FOSS Development As Economic Stimulus
heybus writes "Economist Dean Baker, best known for calling the housing bust and warning of the ensuing economic collapse, has just published his recommendations for how to allocate President-elect Obama's estimated $800 billion economic stimulus plan. Among other things, Baker calls for juicing the economy with $2 billion worth of government spending to support the development of free and open source software. Baker's idea is similar to the New Deal federal arts and writers' projects: the government would fund projects as long as they produce freely available code. In addition to employing programmers, 'the savings [to consumers] in the United States alone could easily exceed the cost of supporting software development.'"
I like FOSS, I like it a lot in fact. However, I still have some concerns about this.
1) Would the overhead of allocating funds be greater than the reward? (always a question in government bullucracy)

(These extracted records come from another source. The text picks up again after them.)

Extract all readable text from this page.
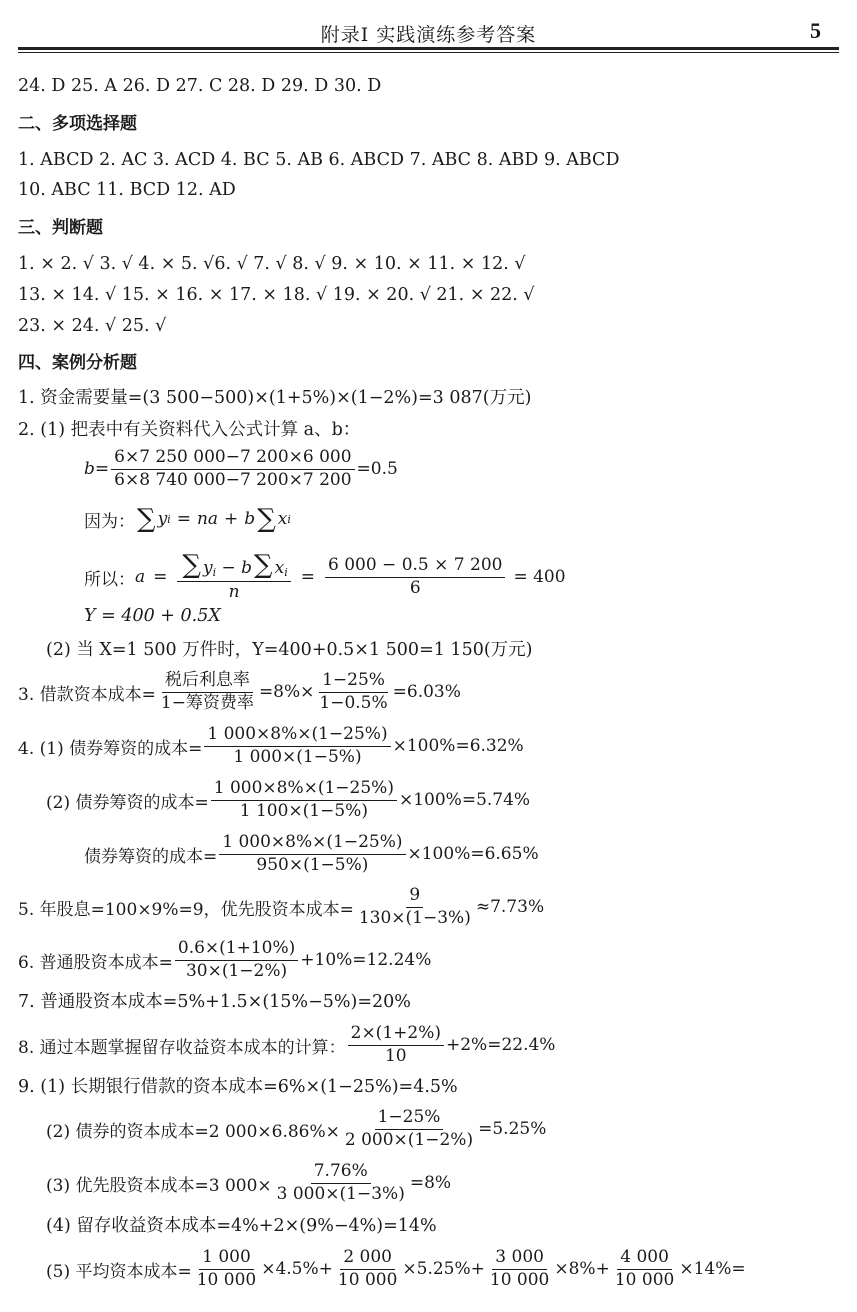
附录Ⅰ 实践演练参考答案	5
24. D 25. A 26. D 27. C 28. D 29. D 30. D
二、多项选择题
1. ABCD 2. AC 3. ACD 4. BC 5. AB 6. ABCD 7. ABC 8. ABD 9. ABCD
10. ABC 11. BCD 12. AD
三、判断题
1. × 2. √ 3. √ 4. × 5. √6. √ 7. √ 8. √ 9. × 10. × 11. × 12. √
13. × 14. √ 15. × 16. × 17. × 18. √ 19. × 20. √ 21. × 22. √
23. × 24. √ 25. √
四、案例分析题
1. 资金需要量=(3 500−500)×(1+5%)×(1−2%)=3 087(万元)
2. (1) 把表中有关资料代入公式计算 a、b：
$b= \frac{6\times 7 250 000-7 200\times 6 000}{6\times 8 740 000-7 200\times 7 200} =0.5$
因为： ∑ y i = na + b ∑ x i
所以： $a = \frac{\sum y_i - b\sum x_i}{n} = \frac{6 000 - 0.5 \times 7 200}{6} = 400$
Y = 400 + 0.5X
(2) 当 X=1 500 万件时，Y=400+0.5×1 500=1 150(万元)
3. 借款资本成本= $\frac{\text{税后利息率}}{\text{1−筹资费率}} =8\%\times \frac{1-25\%}{1-0.5\%} =6.03\%$
4. (1) 债券筹资的成本= $\frac{1 000\times 8\%\times(1-25\%)}{1 000\times(1-5\%)} \times 100\%=6.32\%$
(2) 债券筹资的成本= $\frac{1 000\times 8\%\times(1-25\%)}{1 100\times(1-5\%)} \times 100\%=5.74\%$
债券筹资的成本= $\frac{1 000\times 8\%\times(1-25\%)}{950\times(1-5\%)} \times 100\%=6.65\%$
5. 年股息=100×9%=9，优先股资本成本= $\frac{9}{130\times(1-3\%)} \approx 7.73\%$
6. 普通股资本成本= $\frac{0.6\times(1+10\%)}{30\times(1-2\%)} +10\%=12.24\%$
7. 普通股资本成本=5%+1.5×(15%−5%)=20%
8. 通过本题掌握留存收益资本成本的计算： $\frac{2\times(1+2\%)}{10} +2\%=22.4\%$
9. (1) 长期银行借款的资本成本=6%×(1−25%)=4.5%
(2) 债券的资本成本=2 $000\times 6.86\%\times \frac{1-25\%}{2 000\times(1-2\%)} =5.25\%$
(3) 优先股资本成本=3 $000\times \frac{7.76\%}{3 000\times(1-3\%)} =8\%$
(4) 留存收益资本成本=4%+2×(9%−4%)=14%
(5) 平均资本成本= $\frac{1 000}{10 000} \times 4.5\%+ \frac{2 000}{10 000} \times 5.25\%+ \frac{3 000}{10 000} \times 8\%+ \frac{4 000}{10 000} \times 14\%=$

2) How would we be sure the right people get the money, and not 'fakes'?
3) How do we make sure projects continue to be free after they stop getting government funding?
Maybe these issues have been addressed, but most people will (or should) ask these questions, about ANY government subsidization/awards.

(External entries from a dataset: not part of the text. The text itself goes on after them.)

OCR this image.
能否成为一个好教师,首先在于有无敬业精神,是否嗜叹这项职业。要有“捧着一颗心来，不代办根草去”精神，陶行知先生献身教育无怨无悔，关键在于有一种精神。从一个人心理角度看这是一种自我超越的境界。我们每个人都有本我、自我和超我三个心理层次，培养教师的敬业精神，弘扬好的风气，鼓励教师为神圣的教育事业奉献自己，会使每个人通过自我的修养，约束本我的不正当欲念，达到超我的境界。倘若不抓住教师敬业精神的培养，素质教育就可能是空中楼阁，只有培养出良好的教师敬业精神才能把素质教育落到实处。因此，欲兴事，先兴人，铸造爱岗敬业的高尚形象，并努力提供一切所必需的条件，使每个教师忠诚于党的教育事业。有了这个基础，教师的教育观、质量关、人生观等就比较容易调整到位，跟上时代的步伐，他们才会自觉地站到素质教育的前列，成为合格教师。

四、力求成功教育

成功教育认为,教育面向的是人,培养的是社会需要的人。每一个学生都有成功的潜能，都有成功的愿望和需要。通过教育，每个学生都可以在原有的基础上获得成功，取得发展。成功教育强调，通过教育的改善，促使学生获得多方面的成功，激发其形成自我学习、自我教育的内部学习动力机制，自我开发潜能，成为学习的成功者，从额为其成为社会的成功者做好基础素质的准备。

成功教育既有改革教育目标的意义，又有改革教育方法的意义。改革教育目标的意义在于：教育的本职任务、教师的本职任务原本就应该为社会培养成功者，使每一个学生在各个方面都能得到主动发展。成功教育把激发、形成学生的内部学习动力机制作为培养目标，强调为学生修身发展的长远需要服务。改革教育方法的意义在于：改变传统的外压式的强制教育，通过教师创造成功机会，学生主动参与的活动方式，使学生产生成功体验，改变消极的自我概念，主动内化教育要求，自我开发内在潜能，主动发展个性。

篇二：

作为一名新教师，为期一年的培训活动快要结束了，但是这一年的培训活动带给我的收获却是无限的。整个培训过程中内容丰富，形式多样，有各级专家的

"Sure, but what about Microsoft, or Adobe, or various other companies that make software? Won't this be competing directly with them? It's bad enough that they have to compete with FOSS as is, but FOSS supercharged with two billion government dollars?"
Isn't capitalism supposed to be based on a free market economy? I'm sure that the government hires Adobe and Microsoft to work on software projects they don't readily talk about, doesn't that compete with FOSS software? Seems to me corporate America is all for the free market economy except when it's not to their favor.